Я говорю об этом не для того, чтобы умалить достижения Азии; мне хочется лишь предостеречь от тенденции оценивать «экономическое чудо» в магических терминах. Бесспорно, жизненные стандарты населения региона от столь высоких темпов экономического развития только выиграли. Для китайцев, например, скачок со 100 долларов на душу населения в 1985 году до 360 долларов в 1998 означает, что сейчас на среднее домовладение приходится более одного цветного телевизора, а холодильники имеют 73 процента семей вместо прежних 7 процентов.3 Это весьма существенное изменение жизненного уровня, и граждане Китая имеют все основания надеяться, что жизнь их детей будет еще лучше.

О чем на самом деле говорил Макс Вебер

Немного прояснив факты, можно обратиться к теоретическим размышлениям о взаимоотношении культурных ценностей и экономического развития в Азии. В качестве предисловия, тем не менее, я намерен предложить краткое резюме взглядов Макса Вебера по данному вопросу. Вебер, безусловно, остается непревзойденным специалистом в области культурных истоков капитализма. Как известно, эти истоки были обнаружены им в протестантской этике, которая в результате неизбежной популяризации свелась, к сожалению, к своеобразной версии клятвы бойскаута, к банальному перечислению добродетелей типа трудолюбия, преданности, честности, бережливости, образованности. Сам же Вебер полагал, что дело обстоит гораздо сложнее. В частности, его заинтриговали следующие два парадокса.

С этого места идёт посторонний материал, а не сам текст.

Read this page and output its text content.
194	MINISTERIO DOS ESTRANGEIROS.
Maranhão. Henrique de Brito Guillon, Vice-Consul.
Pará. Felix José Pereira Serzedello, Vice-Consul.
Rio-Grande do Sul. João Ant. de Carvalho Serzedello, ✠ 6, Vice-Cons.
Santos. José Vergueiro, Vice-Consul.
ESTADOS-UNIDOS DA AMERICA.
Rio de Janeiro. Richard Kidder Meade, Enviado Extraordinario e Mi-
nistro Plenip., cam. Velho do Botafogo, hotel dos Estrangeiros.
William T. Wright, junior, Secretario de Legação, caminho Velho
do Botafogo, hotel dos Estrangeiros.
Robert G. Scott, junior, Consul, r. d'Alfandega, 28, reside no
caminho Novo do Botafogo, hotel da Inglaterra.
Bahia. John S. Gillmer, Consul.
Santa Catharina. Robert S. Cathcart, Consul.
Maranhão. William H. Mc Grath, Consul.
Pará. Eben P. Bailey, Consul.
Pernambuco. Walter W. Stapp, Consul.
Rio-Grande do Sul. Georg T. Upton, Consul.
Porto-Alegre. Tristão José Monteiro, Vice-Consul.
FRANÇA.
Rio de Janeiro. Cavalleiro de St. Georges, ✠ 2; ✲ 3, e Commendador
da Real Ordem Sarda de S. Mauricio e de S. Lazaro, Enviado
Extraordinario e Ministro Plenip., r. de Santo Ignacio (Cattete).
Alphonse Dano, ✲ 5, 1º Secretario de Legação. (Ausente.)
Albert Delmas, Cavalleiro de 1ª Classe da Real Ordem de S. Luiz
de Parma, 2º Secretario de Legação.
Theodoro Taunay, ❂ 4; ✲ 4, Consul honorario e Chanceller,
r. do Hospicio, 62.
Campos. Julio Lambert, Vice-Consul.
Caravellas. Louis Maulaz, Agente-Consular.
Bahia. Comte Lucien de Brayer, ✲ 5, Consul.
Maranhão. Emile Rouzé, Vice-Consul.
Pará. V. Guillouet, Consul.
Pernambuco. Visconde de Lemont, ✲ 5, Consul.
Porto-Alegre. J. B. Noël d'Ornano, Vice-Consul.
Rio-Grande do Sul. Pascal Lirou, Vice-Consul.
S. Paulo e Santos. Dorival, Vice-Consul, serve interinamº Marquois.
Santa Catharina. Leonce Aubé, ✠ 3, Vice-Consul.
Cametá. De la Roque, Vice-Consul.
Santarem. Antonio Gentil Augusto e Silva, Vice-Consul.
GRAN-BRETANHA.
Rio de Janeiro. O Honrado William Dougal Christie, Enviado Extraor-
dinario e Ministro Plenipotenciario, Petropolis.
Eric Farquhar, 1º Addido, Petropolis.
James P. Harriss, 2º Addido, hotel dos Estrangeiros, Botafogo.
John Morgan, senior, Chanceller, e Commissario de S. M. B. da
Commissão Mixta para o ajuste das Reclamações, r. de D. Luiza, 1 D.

Первый заключался в том историческом факте, что монахи, посвящавшие себя служению потустороннему миру и живущие в своих монастырях абсолютно аскетической жизнью, могли при этом создавать необычайно эффективные структуры для извлечения прибыли. Второй парадокс состоял в том, что важнейшими проводниками капитализма оказались кальвинисты, верившие в предопределение, а не те христиане, которые верили в загробную жизнь и грядущее воздаяние за добрые дела. Вебер полагал, что «бухгалтерский подход» к воздаянию и наказанию обеспечивает слишком легкое спасение, тогда как в случае с предопределением всегда наличествовало глубокое чувство уязвимости, заставлявшее людей хвататься за малейший знак собственной «избранности». Ключевым фактором здесь была психическая обеспокоенность.

Тщательно анализируя китайскую культуру и сопоставляя конфуцианство с пуританством, Вебер подчеркивает то, насколько значимым для конфуцианского «благородного мужа» было «приспособление к внешнему и мирскому».4 Конфуцианская культура просто идеализировала гармонию, не предполагавшую какого бы то ни было внутреннего напряжения или ощущения тревоги; она, говорит Вебер, не знала никаких проблем с «нервами» в том виде, в каком они мучили европейцев и занимали Фрейда.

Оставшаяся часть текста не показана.